Vampire
by R. L. Kurtz
R. L. Kurtz

R. L. Kurtz is a published poet, essayist, and teacher who has traveled abroad extensively, teaching in such places as Riyadh, Barcelona, Bahrain, and Taipei. His poem "Star Sapphire" has been nominated for the Pushcart Prize and can be found in the journal Splash of Red. R. L. Kurtz is currently the director of an English Language school in Taiwan where he resides with his wife and two children.

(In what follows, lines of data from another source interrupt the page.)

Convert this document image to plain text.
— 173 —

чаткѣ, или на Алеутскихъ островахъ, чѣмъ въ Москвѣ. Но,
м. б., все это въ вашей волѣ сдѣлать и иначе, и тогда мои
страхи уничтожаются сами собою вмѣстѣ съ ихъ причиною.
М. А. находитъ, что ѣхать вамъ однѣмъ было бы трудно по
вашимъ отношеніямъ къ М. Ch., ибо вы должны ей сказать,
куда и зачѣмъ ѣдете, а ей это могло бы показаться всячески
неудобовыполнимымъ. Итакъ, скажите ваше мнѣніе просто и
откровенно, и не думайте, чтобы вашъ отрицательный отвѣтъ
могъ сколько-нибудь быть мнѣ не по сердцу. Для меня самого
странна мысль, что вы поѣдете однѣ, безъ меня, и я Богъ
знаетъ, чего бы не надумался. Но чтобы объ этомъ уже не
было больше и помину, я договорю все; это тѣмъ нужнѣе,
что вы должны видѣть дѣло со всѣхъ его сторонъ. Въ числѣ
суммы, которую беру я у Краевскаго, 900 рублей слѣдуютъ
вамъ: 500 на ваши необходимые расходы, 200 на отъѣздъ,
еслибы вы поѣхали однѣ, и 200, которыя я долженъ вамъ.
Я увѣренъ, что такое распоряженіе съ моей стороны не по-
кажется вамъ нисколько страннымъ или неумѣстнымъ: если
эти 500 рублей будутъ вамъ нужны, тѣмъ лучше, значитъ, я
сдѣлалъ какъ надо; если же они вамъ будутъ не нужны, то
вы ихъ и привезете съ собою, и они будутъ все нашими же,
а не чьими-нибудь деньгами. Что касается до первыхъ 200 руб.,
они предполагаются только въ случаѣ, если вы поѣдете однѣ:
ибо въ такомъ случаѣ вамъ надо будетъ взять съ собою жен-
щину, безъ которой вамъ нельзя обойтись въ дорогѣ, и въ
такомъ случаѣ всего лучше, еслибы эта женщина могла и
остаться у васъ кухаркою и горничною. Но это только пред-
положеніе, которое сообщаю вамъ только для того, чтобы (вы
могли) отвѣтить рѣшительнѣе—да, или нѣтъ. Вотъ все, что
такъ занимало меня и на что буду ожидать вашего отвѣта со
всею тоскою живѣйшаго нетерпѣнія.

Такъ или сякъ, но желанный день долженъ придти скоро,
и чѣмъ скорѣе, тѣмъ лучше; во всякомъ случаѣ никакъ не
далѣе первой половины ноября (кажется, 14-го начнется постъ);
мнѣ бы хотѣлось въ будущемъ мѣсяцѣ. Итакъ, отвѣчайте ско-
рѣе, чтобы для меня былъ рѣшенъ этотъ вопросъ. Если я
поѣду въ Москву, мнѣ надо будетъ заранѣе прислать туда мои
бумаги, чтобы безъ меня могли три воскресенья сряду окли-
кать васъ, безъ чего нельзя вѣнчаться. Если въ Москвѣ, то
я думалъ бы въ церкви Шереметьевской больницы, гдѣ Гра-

He has degrees in both English and Philosophy and received his Masters in literature in '98.

It's not as they show in films,
all pouting lips and razor grins.
No heroines dripping to their knees and offering
ripe necklines for another bite of blue-skinned love.
We really don't bite, just nip at the soul steadily
over centuries with sharpened morphemes
cold as tile, ivory white verbs
tucked behind discretionary lips that conjure
visions of punctured fruits hemorrhaging
into a night's bloom.
And there is no alteration,
no scorned martyrs cringing into redundant bats.
That's all escapism that is.
We hang tight in the dank caves of our reveries,
spit on coffins and laugh at all things arboreal.
Give me brick and victim,
let her laud my ennui, crawl to my unconcern.
Then will I burn her with a stanza!
Love that word, like an Italian pose.
That's us—posers under the pale glow
of Calabrian streetlamps,
spreading our semantic legacy like a virus.